Titus Maccius Plautus (254 - 184 BC)
Plautus: Adapting New Comedy for the Roman Stage
Titus Maccius Plautus was one of ancient Rome's greatest playwrights.
He was born in Sarsina, Umbria in about 254 BC. Little is known about his life, but it is believed that he worked as a stage carpenter as a young man. Plautus eventually went into business as a merchant shipper and, as far as is known, worked as a miller's labourer after his venture collapsed.
He studied Greek drama in his spare time and, from the age of forty onwards, achieved increasing success as an adaptor of Greek comedies for the Roman stage.
Plautus' plays were mainly derived from Greek works belonging to the New Comedy Style. New Comedy plays were essentially social comedies of manners, usually featuring the domestic life of the middle and upper classes. They were very "clean" compared to plays from the Greek Old Comedy genre which commonly used vulgar expressions and jokes - Aristophanes' plays being a case in point.
Another typical characteristic of New Comedy was the generalised use of stock characters: the helpful slave, the young lovers, the strict father, the pimp, and so on.
By the time Plautus began to write, New Comedy was becoming fairly popular in the Roman world. Following more primitive dramatic forms such as the Atellane farce or the Fescennine verses, the growing interest in this "new genre" reflected a higher degree of sophistication of Roman audiences.
Plautus felt quite free to make adaptations by modifying the structure of the original plays. He was, after all, writing for a different audience and under different performance conditions.
There was no permanent theatre in Rome - the first one would not be built until 55 BC - so the plays were put up on a temporary stage in the Forum during religious festivals at specific times of the year, where people gathered around when a performance was about to begin.
As a result, the plot was conceived in such as way as to keep the audience interested at all times, so as to prevent people from being lured away by other forms of entertainment taking place at the same time nearby.
The language used by Plautus was quite different from the sophisticated and elegant Greek of New Comedy. There was in fact a deliberate lowering of tone and the use of much simpler diction, possibly a version of street Latin that could be easily understood by the lower classes that formed the bulk of his audience.
Characters would commonly exchange insults and make use of meta-theatrical references as a way of drawing the audience into the plot:
Pseudolus: This is the letter, and token, which I have intercepted.

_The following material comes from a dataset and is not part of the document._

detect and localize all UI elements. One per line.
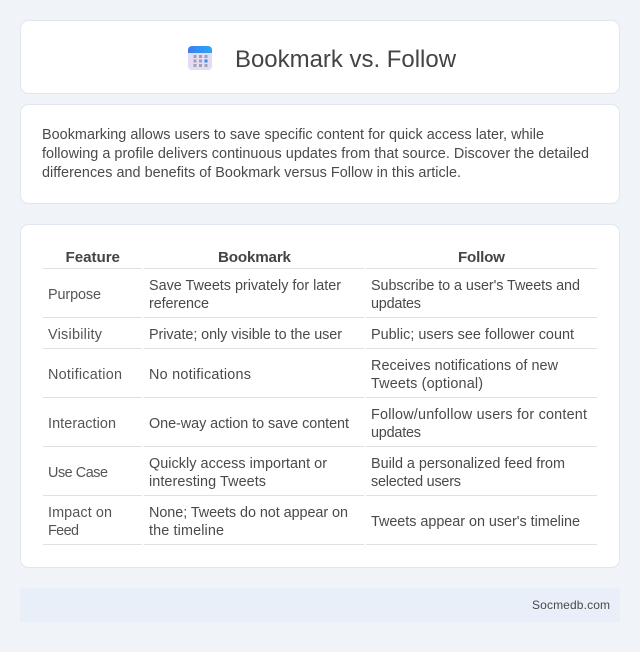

Calidorus: Token? What token?
Pseudolus: The one from the Macedonian officer, which has just been brought here. His servant arrived here with it, bringing five hundred drachmas also, and was to take your girl away with him - but I pulled the wool over his eyes.
Calidorus: How did you do that?
Pseudolus: Well, look, this play is being acted for the benefit of the audience; they know what happened because they saw it happen. I'll tell you about it some other time.
Pseudolus
Interestingly, the recurrent use of military diction suggests that Plautus was also addressing the soldiers in the audience, many of whom would have campaigned in Southern Italy and Sicily and so have come into contact with a more refined and cultured life of the Greek cities of Magna Graecia.
Indeed, the use of Greek words in some plays implies that he expected his audience to have a minimal knowledge of the language. In addition, there were many references to Greek mythology, further implying a degree of hellenisation of the population, although Plautus would sometimes use the Latinised names of Greek heroes and Gods:
Megadorus: You seem to have withdrawn from the debate?
Euclio: I have. I was meditating how I could bring an action against you, as well you deserve.
Megadorus: Whatever for?
Euclio: What for? For filling every hole and corner of my house with thieves, curse you! For sending me five hundred cooks, each with six hands like a tribe of Geryons. Argus with all his eyes - the fellow whom Juno set to watch Io - would have his work cut out to keep an eye on that crew. Not to mention a flute-girl who, once the wine starts flowing, is likely to cost me a Pirenian spring of drink. And the food -
The Pot of Gold (Aulularia)
It is believed that Plautus modified and even added parts he himself created to the original plays; distortions and loose ends are commonly found in the plots. The playwright was very good at stagecraft and knew exactly what to include and what to change in the play in order to entertain the public.
This was, of course, what really mattered, and it is highly probable that the audience did not notice any inconsistencies. Even if they did, they might not have cared as long as they continued to be interested in what was happening on stage.
Plautus' plays completely reversed societal rules Romans were accustomed to. It was therefore safer to attribute characters' weaknesses and stupidity to Greek society - after all, the Romans regarded Greeks as dissolute and deviate. It would have been impossible to portray a slave cheating on his master in a play set in Rome or Italy, as happens for instance in Pseudolus, which is of course set in Athens.
Plautus was using a safer medium and so could make allusions to contemporary events in Rome more freely. It is important to remember that the local authorities - aediles and other magistrates - responsible for putting up public performances had to approve them first.
As a reward for such careful planning and successful adaptations, Plautus was eventually granted Roman citizenship.